La genealogía que inicia el Evangelio de Mateo comienza con la fórmula, “Libro de la generación de Jesucristo, hijo de David, hijo de Abraham” (Mateo 1:1). Empieza con Abraham, termina con José, “marido de María, de la cual nació Jesús, llamado el Cristo.” (Mateo 1:16). Aunque el texto posterior deja en claro que el niño Jesús fue concebido por el poder del Espíritu Santo, José aceptó la plena responsabilidad de Jesús, como lo demuestra el dar formalmente un nombre al bebé en Mateo 1:25. Este acto constituye el reconocimiento legal de Jesús como hijo de José y ayuda a explicar la importancia de José en el relato que hace Mateo sobre la infancia de Jesús, en comparación con Lucas, donde María toma el papel principal.
La genealogía Mateana se divide en tres series de catorce generaciones. Estas divisiones se extienden desde Abraham a David, de David al exilio, y desde el exilio a Cristo. El primero de estos periodos fue de aproximadamente 750 años, el segundo de 400 y el tercero de 600, lo que hace poco probable que cada uno de los períodos en realidad consistiera de catorce generaciones. Al ser selectivo sobre los nombres que se incluyen en la lista, Mateo pudo hacer hincapié en la importancia del número catorce, el equivalente numérico del nombre David, enfatizando el tema del Evangelio que Cristo fue hijo legítimo de David.
El énfasis en que Jesús era descendiente de Abraham sugiere otro tema, a menudo pasado por alto-que Cristo fue la semilla de Abraham a través de la cual todas las naciones de la tierra serían bendecidas (Génesis 22:18).

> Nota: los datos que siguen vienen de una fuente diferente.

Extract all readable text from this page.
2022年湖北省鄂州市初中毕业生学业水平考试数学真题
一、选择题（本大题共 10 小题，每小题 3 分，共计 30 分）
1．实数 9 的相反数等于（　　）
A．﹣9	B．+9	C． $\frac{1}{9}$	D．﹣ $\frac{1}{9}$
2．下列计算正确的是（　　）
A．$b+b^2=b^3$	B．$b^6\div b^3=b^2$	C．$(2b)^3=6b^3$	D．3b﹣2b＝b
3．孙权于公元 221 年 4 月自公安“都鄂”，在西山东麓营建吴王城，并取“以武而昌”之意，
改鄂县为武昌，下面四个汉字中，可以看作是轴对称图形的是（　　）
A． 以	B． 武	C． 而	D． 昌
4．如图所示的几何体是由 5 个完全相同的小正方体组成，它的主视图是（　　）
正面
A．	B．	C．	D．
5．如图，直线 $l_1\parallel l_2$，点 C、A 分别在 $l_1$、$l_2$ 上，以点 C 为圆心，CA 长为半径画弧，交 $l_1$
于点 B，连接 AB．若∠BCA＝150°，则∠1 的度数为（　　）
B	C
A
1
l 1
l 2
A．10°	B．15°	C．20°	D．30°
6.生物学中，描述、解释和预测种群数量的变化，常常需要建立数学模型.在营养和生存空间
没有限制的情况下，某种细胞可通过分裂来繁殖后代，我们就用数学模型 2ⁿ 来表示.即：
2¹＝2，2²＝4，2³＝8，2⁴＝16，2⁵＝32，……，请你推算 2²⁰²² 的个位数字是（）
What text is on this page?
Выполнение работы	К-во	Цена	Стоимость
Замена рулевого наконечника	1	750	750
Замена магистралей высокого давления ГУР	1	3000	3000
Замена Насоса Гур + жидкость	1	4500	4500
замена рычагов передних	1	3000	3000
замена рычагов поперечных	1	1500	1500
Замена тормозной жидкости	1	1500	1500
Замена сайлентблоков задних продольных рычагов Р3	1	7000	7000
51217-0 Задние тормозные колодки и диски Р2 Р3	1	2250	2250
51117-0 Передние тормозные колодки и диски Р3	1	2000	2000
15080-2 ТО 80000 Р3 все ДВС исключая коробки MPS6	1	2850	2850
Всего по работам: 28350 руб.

Además de María-y en lugar de los cuatro previstos matriarcados de Génesis (Sara, Rebeca, Raquel, y Lea)-la genealogía sorprendentemente incluye cuatro diferentes mujeres, todas con coloridas historias: Tamar (Tamar, Génesis 38), Rachab (Rahab, Josué 2), Ruth (Ruth 2-4), y la esposa de Urías (Betsabé, 2 Samuel 11-12). Estas mujeres actúan en lugar de esperar que actuaran por ellas. Además, debido a que fueron extranjeras o forasteras, sus posiciones en el linaje de Jesús pueden simbolizar que todo el mundo tiene una parte en Cristo.